Montag, 21. November 2011

responsive government

Good news from Berne!

The Swiss minister of Justice, Simonetta Sommaruga, just gave us a beautiful example of responsive government. The story is a case of new legislation about parental rights for child care in case of divorce. Under current practice the right for child care is mostly adjudicated to the mother only. The father often feels discriminated, reduced to the role of financial provider. Men's organizations had submitted proposals for adjusting the law to give equal rights to both parents. The matter was pending for several years. When Simonetta Sommaruga took office early this year she announced that she intended to work on a broader review of divorce legislation, including also maintenance payments. However, such a broader review would have caused further delay in dealing with the burning issue of parental rights. Men's organizations came out in angry protests. They camped on the Bundesplatz, the public space in front of the federal parliament, and they launched a campaign inviting angry citizens to send protest stones to the minister. (see

Simonetta responded. She came out to meet the protesters at the Bundesplatz and engaged in a dialogue. Her message was clear. I hear you, she said, we shall expedite the matter. That was in February. And protest stones kept being sent to her one by one, by ordinary postal mail. By November she had received more than 1700 stones. But now she sent out an invitation to the protesters. She wanted to meet them at a children's playground near Berne where she offered them two surprises. The first surprise was that the protest stones had been used to build a public square at the playground, dedicated to the concerned organizations. The second surprise was the minister's announcement that the new law was ready for parliament and that the demands of the campaign had been met. Responsive Government had a field day.

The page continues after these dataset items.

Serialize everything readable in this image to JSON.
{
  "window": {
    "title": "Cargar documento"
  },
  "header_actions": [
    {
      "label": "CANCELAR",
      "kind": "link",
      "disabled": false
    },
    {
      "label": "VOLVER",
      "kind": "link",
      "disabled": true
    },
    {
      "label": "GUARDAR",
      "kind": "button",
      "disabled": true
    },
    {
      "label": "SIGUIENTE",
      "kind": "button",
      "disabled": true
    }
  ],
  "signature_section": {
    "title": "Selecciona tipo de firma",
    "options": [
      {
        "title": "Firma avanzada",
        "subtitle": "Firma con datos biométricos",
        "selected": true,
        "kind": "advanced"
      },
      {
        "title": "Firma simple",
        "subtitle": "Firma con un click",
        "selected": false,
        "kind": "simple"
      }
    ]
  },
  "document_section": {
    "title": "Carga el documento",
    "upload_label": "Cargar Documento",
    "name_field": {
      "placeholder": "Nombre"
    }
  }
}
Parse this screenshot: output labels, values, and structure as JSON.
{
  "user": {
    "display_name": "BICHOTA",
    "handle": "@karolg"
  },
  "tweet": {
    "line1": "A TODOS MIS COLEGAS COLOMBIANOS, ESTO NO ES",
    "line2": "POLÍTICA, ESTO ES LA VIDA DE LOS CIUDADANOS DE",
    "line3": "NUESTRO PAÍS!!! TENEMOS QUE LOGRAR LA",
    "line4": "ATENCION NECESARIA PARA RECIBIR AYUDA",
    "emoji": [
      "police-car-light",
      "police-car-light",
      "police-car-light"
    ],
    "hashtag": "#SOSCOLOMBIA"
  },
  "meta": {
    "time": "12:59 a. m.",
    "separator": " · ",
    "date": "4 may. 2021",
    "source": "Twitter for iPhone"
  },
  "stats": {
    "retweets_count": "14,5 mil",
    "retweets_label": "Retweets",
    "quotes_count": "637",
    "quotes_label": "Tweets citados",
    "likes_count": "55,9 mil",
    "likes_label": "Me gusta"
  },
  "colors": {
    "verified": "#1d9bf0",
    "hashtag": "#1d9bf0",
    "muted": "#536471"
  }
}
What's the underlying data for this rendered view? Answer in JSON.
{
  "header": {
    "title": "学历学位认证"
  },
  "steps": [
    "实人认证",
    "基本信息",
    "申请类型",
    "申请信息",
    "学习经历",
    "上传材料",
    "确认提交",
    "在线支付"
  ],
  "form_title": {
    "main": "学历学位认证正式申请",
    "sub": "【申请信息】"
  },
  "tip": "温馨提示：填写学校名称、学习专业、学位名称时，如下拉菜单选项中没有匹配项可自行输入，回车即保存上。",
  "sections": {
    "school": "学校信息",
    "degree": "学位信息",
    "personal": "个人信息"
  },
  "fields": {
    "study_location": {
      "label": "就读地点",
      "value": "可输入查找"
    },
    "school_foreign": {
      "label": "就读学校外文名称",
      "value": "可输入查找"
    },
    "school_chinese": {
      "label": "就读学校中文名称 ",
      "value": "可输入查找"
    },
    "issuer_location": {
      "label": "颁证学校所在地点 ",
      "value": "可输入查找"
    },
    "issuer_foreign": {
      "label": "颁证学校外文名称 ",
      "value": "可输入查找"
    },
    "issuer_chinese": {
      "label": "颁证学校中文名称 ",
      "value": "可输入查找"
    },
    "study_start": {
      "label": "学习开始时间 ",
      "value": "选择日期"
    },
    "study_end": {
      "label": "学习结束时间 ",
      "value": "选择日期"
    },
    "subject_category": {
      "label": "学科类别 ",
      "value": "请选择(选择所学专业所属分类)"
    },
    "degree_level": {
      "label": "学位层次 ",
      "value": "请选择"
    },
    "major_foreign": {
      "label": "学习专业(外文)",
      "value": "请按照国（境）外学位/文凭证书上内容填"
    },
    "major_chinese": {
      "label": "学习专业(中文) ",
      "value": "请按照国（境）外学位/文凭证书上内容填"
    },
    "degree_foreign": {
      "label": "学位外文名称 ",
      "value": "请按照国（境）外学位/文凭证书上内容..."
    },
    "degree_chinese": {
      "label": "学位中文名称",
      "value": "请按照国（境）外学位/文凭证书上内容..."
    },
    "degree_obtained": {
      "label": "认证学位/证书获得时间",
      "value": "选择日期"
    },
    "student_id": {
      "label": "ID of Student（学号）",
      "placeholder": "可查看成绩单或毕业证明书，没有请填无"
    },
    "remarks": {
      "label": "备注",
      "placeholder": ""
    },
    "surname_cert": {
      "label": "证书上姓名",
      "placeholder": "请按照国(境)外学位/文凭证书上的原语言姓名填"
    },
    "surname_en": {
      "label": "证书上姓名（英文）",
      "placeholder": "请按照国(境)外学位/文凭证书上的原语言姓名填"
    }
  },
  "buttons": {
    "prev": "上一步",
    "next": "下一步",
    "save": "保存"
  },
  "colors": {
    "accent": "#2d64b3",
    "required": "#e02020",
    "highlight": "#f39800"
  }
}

I think the story is good stuff for a mediator's blog. Three aspects deserve to be highlighted:
  • the power of symbols: both the protesters and the minister communicated with strong symbols. the protest stones did not do any physical harm, but they carried a strong message, and the media were keen to use the pictures. The minister also used the stones as symbols, turning them into a public good;
  • responsiveness: the response was given on the spot, through personal presence and open dialogue, taking the media along so that the communication was widely accessible;
  • transformation: by using the protest symbols to build common ground the minister opened up a new creative dimension in the communication with the concerned "constituency".